View a PDF of the poster: Michigan Medicine Identity and Access Management Standards
The Identity and Access Management poster addresses Michigan Medicine Authentication Standards and User Account Lifecycle.
Authentication protocols fall into four categories: Strategic, Emerging, Tactical, and Non-Standard. Prior to this year, authentication protocols were not standardized, which confused customers, impacted HITS Service Desk, and resulted in poor identity and access security. In 2018, the Technical Standards Committee approved the Michigan Medicine Authentication standard, providing clear and secure methods to authenticate into Michigan Medicine network.
User Account Lifecycle security involves applying best practices during Onboarding, Maintaining, and Offboarding accounts that report directly or indirectly to the Executive Vice President of Medical Affairs.
Employee on-boarding begins with new hire acceptance with Human Resources. Automated processes provide communications with employee, communications with hiring manager, integration with credentialing agencies (for providers). Non-employees are on-boarded through a combination of manual and automated processes with IAM tools and have a 12-month sponsorship.

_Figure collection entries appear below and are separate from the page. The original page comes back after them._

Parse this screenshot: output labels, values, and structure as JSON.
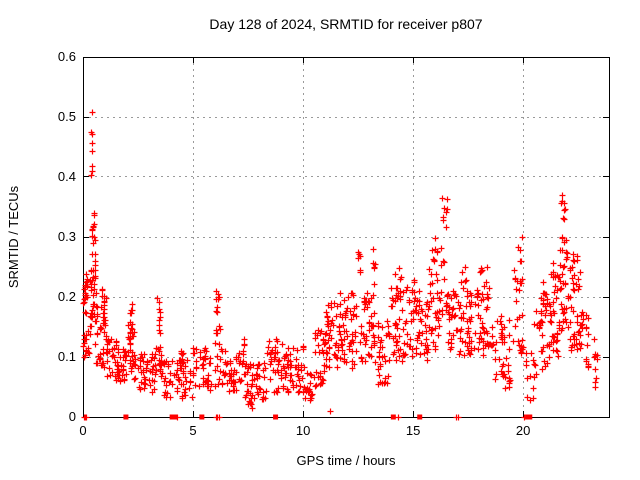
{
  "title": "Day 128 of 2024, SRMTID for receiver p807",
  "chart_data": {
    "type": "scatter",
    "title": "Day 128 of 2024, SRMTID for receiver p807",
    "xlabel": "GPS time / hours",
    "ylabel": "SRMTID / TECUs",
    "xlim": [
      0,
      23.9
    ],
    "ylim": [
      0,
      0.6
    ],
    "xticks": [
      0,
      5,
      10,
      15,
      20
    ],
    "yticks": [
      0,
      0.1,
      0.2,
      0.3,
      0.4,
      0.5,
      0.6
    ],
    "grid": true,
    "legend_position": "none",
    "marker": "plus-cross",
    "point_color": "#ff0000",
    "grid_color": "#9a9a9a",
    "axis_color": "#000000",
    "seed": 12345,
    "notable_points": [
      [
        0.42,
        0.508
      ],
      [
        0.4,
        0.474
      ],
      [
        0.42,
        0.471
      ],
      [
        0.41,
        0.455
      ],
      [
        0.42,
        0.443
      ],
      [
        0.41,
        0.417
      ],
      [
        0.42,
        0.41
      ],
      [
        0.4,
        0.402
      ],
      [
        7.7,
        0.015
      ],
      [
        11.25,
        0.01
      ],
      [
        20.35,
        0.028
      ]
    ],
    "cluster_format": "[hour_start, hour_end, point_count, value_min_TECU, value_max_TECU]",
    "point_clusters": [
      [
        0.0,
        0.12,
        14,
        0.09,
        0.22
      ],
      [
        0.08,
        0.3,
        20,
        0.1,
        0.24
      ],
      [
        0.3,
        0.42,
        12,
        0.15,
        0.25
      ],
      [
        0.4,
        0.52,
        9,
        0.3,
        0.345
      ],
      [
        0.42,
        0.55,
        5,
        0.27,
        0.3
      ],
      [
        0.45,
        0.62,
        8,
        0.22,
        0.26
      ],
      [
        0.35,
        0.65,
        16,
        0.12,
        0.22
      ],
      [
        0.6,
        1.1,
        40,
        0.08,
        0.2
      ],
      [
        0.88,
        1.0,
        8,
        0.16,
        0.215
      ],
      [
        1.1,
        1.6,
        30,
        0.06,
        0.13
      ],
      [
        1.6,
        2.0,
        25,
        0.055,
        0.12
      ],
      [
        2.05,
        2.35,
        22,
        0.07,
        0.155
      ],
      [
        2.15,
        2.3,
        10,
        0.13,
        0.19
      ],
      [
        2.35,
        3.3,
        45,
        0.04,
        0.105
      ],
      [
        3.35,
        3.55,
        12,
        0.1,
        0.21
      ],
      [
        3.3,
        3.6,
        15,
        0.05,
        0.13
      ],
      [
        3.6,
        5.0,
        60,
        0.03,
        0.095
      ],
      [
        4.4,
        4.6,
        6,
        0.08,
        0.12
      ],
      [
        5.0,
        5.9,
        40,
        0.04,
        0.115
      ],
      [
        6.0,
        6.3,
        14,
        0.05,
        0.15
      ],
      [
        6.05,
        6.2,
        9,
        0.15,
        0.21
      ],
      [
        6.3,
        6.5,
        10,
        0.05,
        0.12
      ],
      [
        6.5,
        7.0,
        25,
        0.04,
        0.11
      ],
      [
        7.0,
        7.4,
        18,
        0.05,
        0.13
      ],
      [
        7.4,
        8.35,
        50,
        0.02,
        0.09
      ],
      [
        8.35,
        9.3,
        45,
        0.04,
        0.13
      ],
      [
        9.3,
        10.1,
        40,
        0.04,
        0.12
      ],
      [
        10.1,
        10.45,
        18,
        0.02,
        0.08
      ],
      [
        10.5,
        11.0,
        28,
        0.05,
        0.15
      ],
      [
        11.0,
        11.7,
        45,
        0.08,
        0.19
      ],
      [
        11.7,
        12.45,
        50,
        0.08,
        0.21
      ],
      [
        12.5,
        12.62,
        6,
        0.22,
        0.28
      ],
      [
        12.6,
        13.3,
        45,
        0.09,
        0.21
      ],
      [
        13.15,
        13.3,
        6,
        0.22,
        0.28
      ],
      [
        13.3,
        13.9,
        30,
        0.05,
        0.16
      ],
      [
        13.9,
        14.6,
        40,
        0.09,
        0.22
      ],
      [
        14.2,
        14.5,
        8,
        0.2,
        0.25
      ],
      [
        14.6,
        15.3,
        40,
        0.1,
        0.23
      ],
      [
        15.3,
        15.7,
        25,
        0.09,
        0.2
      ],
      [
        15.7,
        16.25,
        30,
        0.11,
        0.25
      ],
      [
        15.8,
        16.2,
        8,
        0.25,
        0.3
      ],
      [
        16.25,
        16.6,
        14,
        0.15,
        0.3
      ],
      [
        16.3,
        16.55,
        8,
        0.31,
        0.37
      ],
      [
        16.6,
        17.6,
        55,
        0.1,
        0.21
      ],
      [
        17.2,
        17.5,
        6,
        0.21,
        0.25
      ],
      [
        17.6,
        18.5,
        50,
        0.1,
        0.22
      ],
      [
        18.0,
        18.4,
        6,
        0.22,
        0.26
      ],
      [
        18.5,
        19.45,
        40,
        0.06,
        0.17
      ],
      [
        19.0,
        19.4,
        8,
        0.04,
        0.08
      ],
      [
        19.55,
        20.1,
        25,
        0.1,
        0.25
      ],
      [
        19.8,
        20.0,
        6,
        0.25,
        0.3
      ],
      [
        20.15,
        20.5,
        12,
        0.03,
        0.11
      ],
      [
        20.5,
        21.3,
        40,
        0.07,
        0.2
      ],
      [
        20.9,
        21.1,
        6,
        0.19,
        0.23
      ],
      [
        21.3,
        21.7,
        35,
        0.1,
        0.26
      ],
      [
        21.7,
        22.0,
        30,
        0.14,
        0.3
      ],
      [
        21.75,
        21.95,
        8,
        0.31,
        0.38
      ],
      [
        22.0,
        22.6,
        45,
        0.11,
        0.28
      ],
      [
        22.6,
        23.0,
        20,
        0.08,
        0.18
      ],
      [
        23.25,
        23.45,
        10,
        0.04,
        0.13
      ]
    ],
    "zero_square_markers_hours": [
      1.95,
      4.05,
      4.2,
      5.4,
      8.75,
      14.1,
      15.3,
      20.2,
      20.3
    ],
    "zero_plus_markers_hours": [
      0.05,
      0.1,
      0.15,
      4.3,
      6.05,
      6.1,
      6.2,
      14.35,
      16.95,
      17.05,
      20.05
    ]
  }
}
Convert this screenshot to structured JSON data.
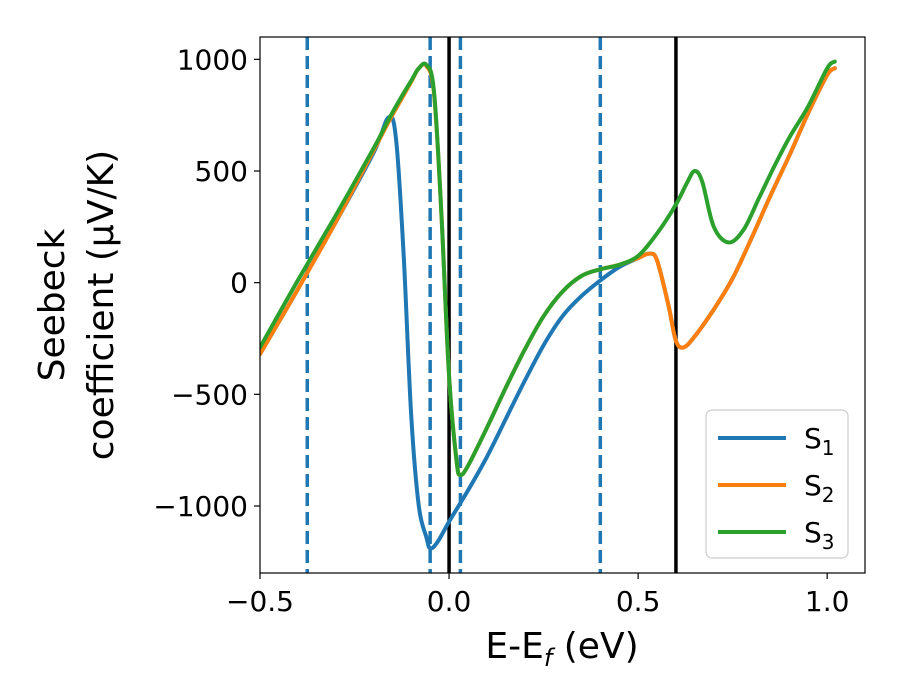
{
  "chart_data": {
    "type": "line",
    "xlabel": {
      "main": "E-E",
      "sub": "f",
      "unit": " (eV)"
    },
    "ylabel": {
      "line1": "Seebeck",
      "line2": "coefficient  (μV/K)"
    },
    "xlim": [
      -0.5,
      1.1
    ],
    "ylim": [
      -1300,
      1100
    ],
    "xticks": [
      -0.5,
      0.0,
      0.5,
      1.0
    ],
    "xtick_labels": [
      "−0.5",
      "0.0",
      "0.5",
      "1.0"
    ],
    "yticks": [
      -1000,
      -500,
      0,
      500,
      1000
    ],
    "ytick_labels": [
      "−1000",
      "−500",
      "0",
      "500",
      "1000"
    ],
    "grid": false,
    "legend_position": "lower-right",
    "vlines_dashed": [
      -0.375,
      -0.05,
      0.03,
      0.4
    ],
    "vlines_solid": [
      0.0,
      0.6
    ],
    "series": [
      {
        "name": "S",
        "sub": "1",
        "color": "#1f77b4",
        "x": [
          -0.5,
          -0.4,
          -0.3,
          -0.2,
          -0.16,
          -0.14,
          -0.12,
          -0.1,
          -0.08,
          -0.06,
          -0.05,
          -0.03,
          0.0,
          0.05,
          0.1,
          0.15,
          0.2,
          0.25,
          0.3,
          0.35,
          0.4,
          0.45,
          0.5,
          0.53,
          0.55,
          0.58,
          0.6,
          0.62,
          0.65,
          0.7,
          0.75,
          0.8,
          0.85,
          0.9,
          0.95,
          1.0,
          1.02
        ],
        "y": [
          -320,
          -30,
          270,
          580,
          740,
          640,
          120,
          -600,
          -1000,
          -1140,
          -1190,
          -1160,
          -1070,
          -930,
          -780,
          -610,
          -440,
          -280,
          -150,
          -60,
          10,
          70,
          110,
          130,
          100,
          -100,
          -260,
          -290,
          -240,
          -120,
          20,
          200,
          390,
          570,
          760,
          930,
          960
        ]
      },
      {
        "name": "S",
        "sub": "2",
        "color": "#ff7f0e",
        "x": [
          -0.5,
          -0.4,
          -0.3,
          -0.2,
          -0.16,
          -0.13,
          -0.1,
          -0.08,
          -0.06,
          -0.04,
          -0.02,
          0.0,
          0.02,
          0.03,
          0.05,
          0.1,
          0.15,
          0.2,
          0.25,
          0.3,
          0.35,
          0.4,
          0.45,
          0.5,
          0.53,
          0.55,
          0.58,
          0.6,
          0.62,
          0.65,
          0.7,
          0.75,
          0.8,
          0.85,
          0.9,
          0.95,
          1.0,
          1.02
        ],
        "y": [
          -320,
          -30,
          270,
          590,
          720,
          810,
          900,
          960,
          970,
          850,
          300,
          -420,
          -800,
          -860,
          -820,
          -650,
          -470,
          -300,
          -150,
          -40,
          30,
          60,
          80,
          110,
          130,
          100,
          -100,
          -260,
          -290,
          -240,
          -120,
          20,
          200,
          390,
          570,
          760,
          930,
          960
        ]
      },
      {
        "name": "S",
        "sub": "3",
        "color": "#2ca02c",
        "x": [
          -0.5,
          -0.4,
          -0.3,
          -0.2,
          -0.16,
          -0.13,
          -0.1,
          -0.08,
          -0.06,
          -0.04,
          -0.02,
          0.0,
          0.02,
          0.03,
          0.05,
          0.1,
          0.15,
          0.2,
          0.25,
          0.3,
          0.35,
          0.4,
          0.45,
          0.5,
          0.55,
          0.6,
          0.63,
          0.65,
          0.67,
          0.7,
          0.74,
          0.78,
          0.82,
          0.86,
          0.9,
          0.95,
          1.0,
          1.02
        ],
        "y": [
          -290,
          10,
          300,
          600,
          730,
          820,
          905,
          960,
          975,
          860,
          300,
          -420,
          -800,
          -860,
          -820,
          -650,
          -470,
          -300,
          -150,
          -40,
          30,
          60,
          80,
          120,
          220,
          350,
          450,
          500,
          450,
          250,
          180,
          240,
          380,
          520,
          650,
          790,
          960,
          990
        ]
      }
    ]
  }
}
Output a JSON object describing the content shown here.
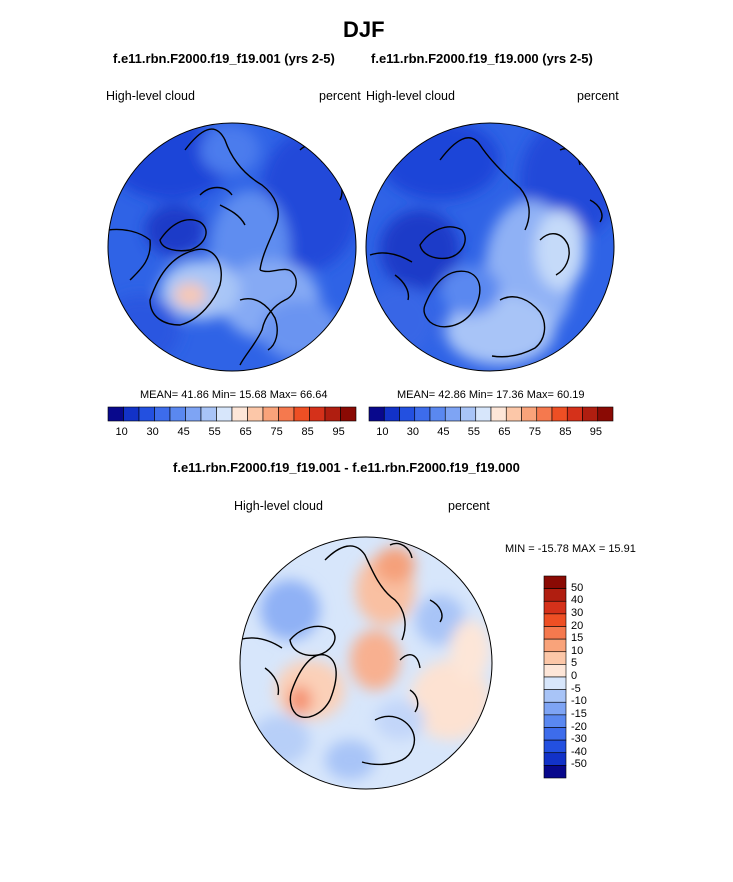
{
  "page": {
    "title": "DJF"
  },
  "top_panels": [
    {
      "case": "f.e11.rbn.F2000.f19_f19.001 (yrs 2-5)",
      "field": "High-level cloud",
      "units": "percent",
      "stats": {
        "mean_label": "MEAN=",
        "mean": "41.86",
        "min_label": "Min=",
        "min": "15.68",
        "max_label": "Max=",
        "max": "66.64"
      }
    },
    {
      "case": "f.e11.rbn.F2000.f19_f19.000 (yrs 2-5)",
      "field": "High-level cloud",
      "units": "percent",
      "stats": {
        "mean_label": "MEAN=",
        "mean": "42.86",
        "min_label": "Min=",
        "min": "17.36",
        "max_label": "Max=",
        "max": "60.19"
      }
    }
  ],
  "top_colorbar": {
    "tick_labels": [
      "10",
      "30",
      "45",
      "55",
      "65",
      "75",
      "85",
      "95"
    ],
    "colors": [
      "#08088c",
      "#1232c8",
      "#2350e0",
      "#3d6ceb",
      "#5a88f0",
      "#7ea4f4",
      "#a8c4f7",
      "#d7e6fb",
      "#fde6d8",
      "#fcc7a8",
      "#f9a37a",
      "#f5794e",
      "#ee4f24",
      "#d5311a",
      "#b01e10",
      "#8a0a04"
    ]
  },
  "diff_panel": {
    "title": "f.e11.rbn.F2000.f19_f19.001 - f.e11.rbn.F2000.f19_f19.000",
    "field": "High-level cloud",
    "units": "percent",
    "minmax": "MIN = -15.78 MAX =  15.91"
  },
  "diff_colorbar": {
    "tick_labels": [
      "50",
      "40",
      "30",
      "20",
      "15",
      "10",
      "5",
      "0",
      "-5",
      "-10",
      "-15",
      "-20",
      "-30",
      "-40",
      "-50"
    ],
    "colors": [
      "#8a0a04",
      "#b01e10",
      "#d5311a",
      "#ee4f24",
      "#f5794e",
      "#f9a37a",
      "#fcc7a8",
      "#fde6d8",
      "#d7e6fb",
      "#a8c4f7",
      "#7ea4f4",
      "#5a88f0",
      "#3d6ceb",
      "#2350e0",
      "#1232c8",
      "#08088c"
    ]
  }
}
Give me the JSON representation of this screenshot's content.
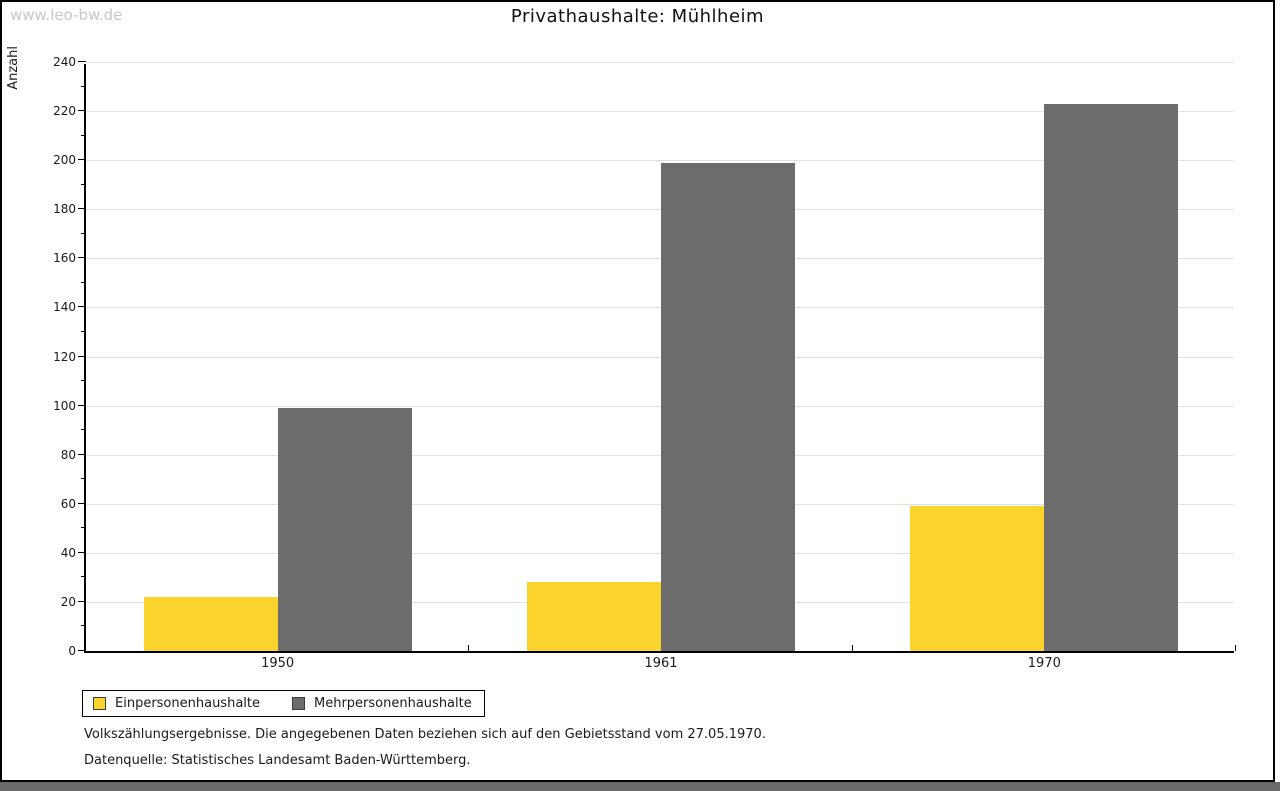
{
  "watermark": "www.leo-bw.de",
  "title": "Privathaushalte: Mühlheim",
  "chart_data": {
    "type": "bar",
    "title": "Privathaushalte: Mühlheim",
    "categories": [
      "1950",
      "1961",
      "1970"
    ],
    "series": [
      {
        "name": "Einpersonenhaushalte",
        "color": "#FBD32D",
        "values": [
          22,
          28,
          59
        ]
      },
      {
        "name": "Mehrpersonenhaushalte",
        "color": "#6C6C6C",
        "values": [
          99,
          199,
          223
        ]
      }
    ],
    "xlabel": "",
    "ylabel": "Anzahl",
    "ylim": [
      0,
      240
    ],
    "yticks": [
      0,
      20,
      40,
      60,
      80,
      100,
      120,
      140,
      160,
      180,
      200,
      220,
      240
    ],
    "yminor_step": 10,
    "grid": true,
    "legend_position": "bottom-left"
  },
  "footnotes": [
    "Volkszählungsergebnisse. Die angegebenen Daten beziehen sich auf den Gebietsstand vom 27.05.1970.",
    "Datenquelle: Statistisches Landesamt Baden-Württemberg."
  ]
}
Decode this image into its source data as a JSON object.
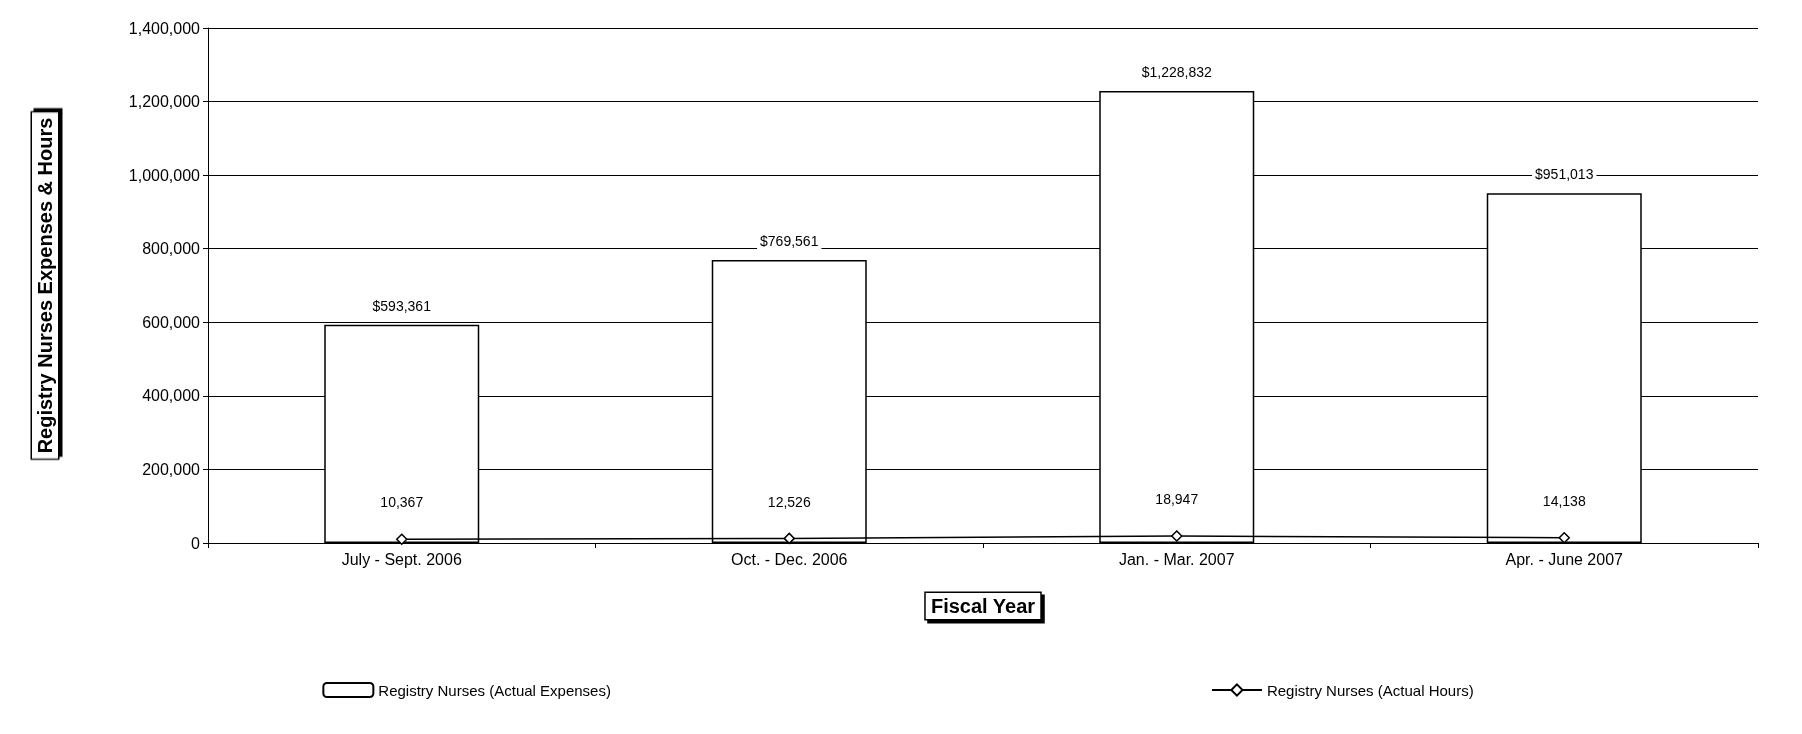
{
  "chart_data": {
    "type": "bar",
    "xlabel": "Fiscal Year",
    "ylabel": "Registry Nurses Expenses & Hours",
    "categories": [
      "July - Sept. 2006",
      "Oct. - Dec. 2006",
      "Jan. - Mar. 2007",
      "Apr. - June 2007"
    ],
    "series": [
      {
        "name": "Registry Nurses (Actual Expenses)",
        "color": "#ffffff",
        "values": [
          593361,
          769561,
          1228832,
          951013
        ],
        "value_labels": [
          "$593,361",
          "$769,561",
          "$1,228,832",
          "$951,013"
        ]
      },
      {
        "name": "Registry Nurses (Actual Hours)",
        "type": "line",
        "color": "#000000",
        "marker": "diamond",
        "values": [
          10367,
          12526,
          18947,
          14138
        ],
        "value_labels": [
          "10,367",
          "12,526",
          "18,947",
          "14,138"
        ]
      }
    ],
    "ylim": [
      0,
      1400000
    ],
    "yticks": [
      {
        "value": 0,
        "label": "0"
      },
      {
        "value": 200000,
        "label": "200,000"
      },
      {
        "value": 400000,
        "label": "400,000"
      },
      {
        "value": 600000,
        "label": "600,000"
      },
      {
        "value": 800000,
        "label": "800,000"
      },
      {
        "value": 1000000,
        "label": "1,000,000"
      },
      {
        "value": 1200000,
        "label": "1,200,000"
      },
      {
        "value": 1400000,
        "label": "1,400,000"
      }
    ],
    "grid": "y",
    "legend": "bottom"
  }
}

Account maintenance involves adding value to identities by sharing and collecting authoritative data with Michigan Medicine customers. Automated messages are generated for periodic maintenance events (password reset and non-employee 12-month sponsorship expiration) and our automated tools create and maintain entitlements and roles which provide digital and physical access controls for employees and non-employees.
Account off-boarding provides security by deactivating accounts within one hour of employment termination. Deactivation occurs on the end date. Accounts are removed from client-facing systems 30 days after deactivation.
With authentication standards and account lifecycle, IAM provides digital security and efficient solutions for a range of customers at Michigan Medicine.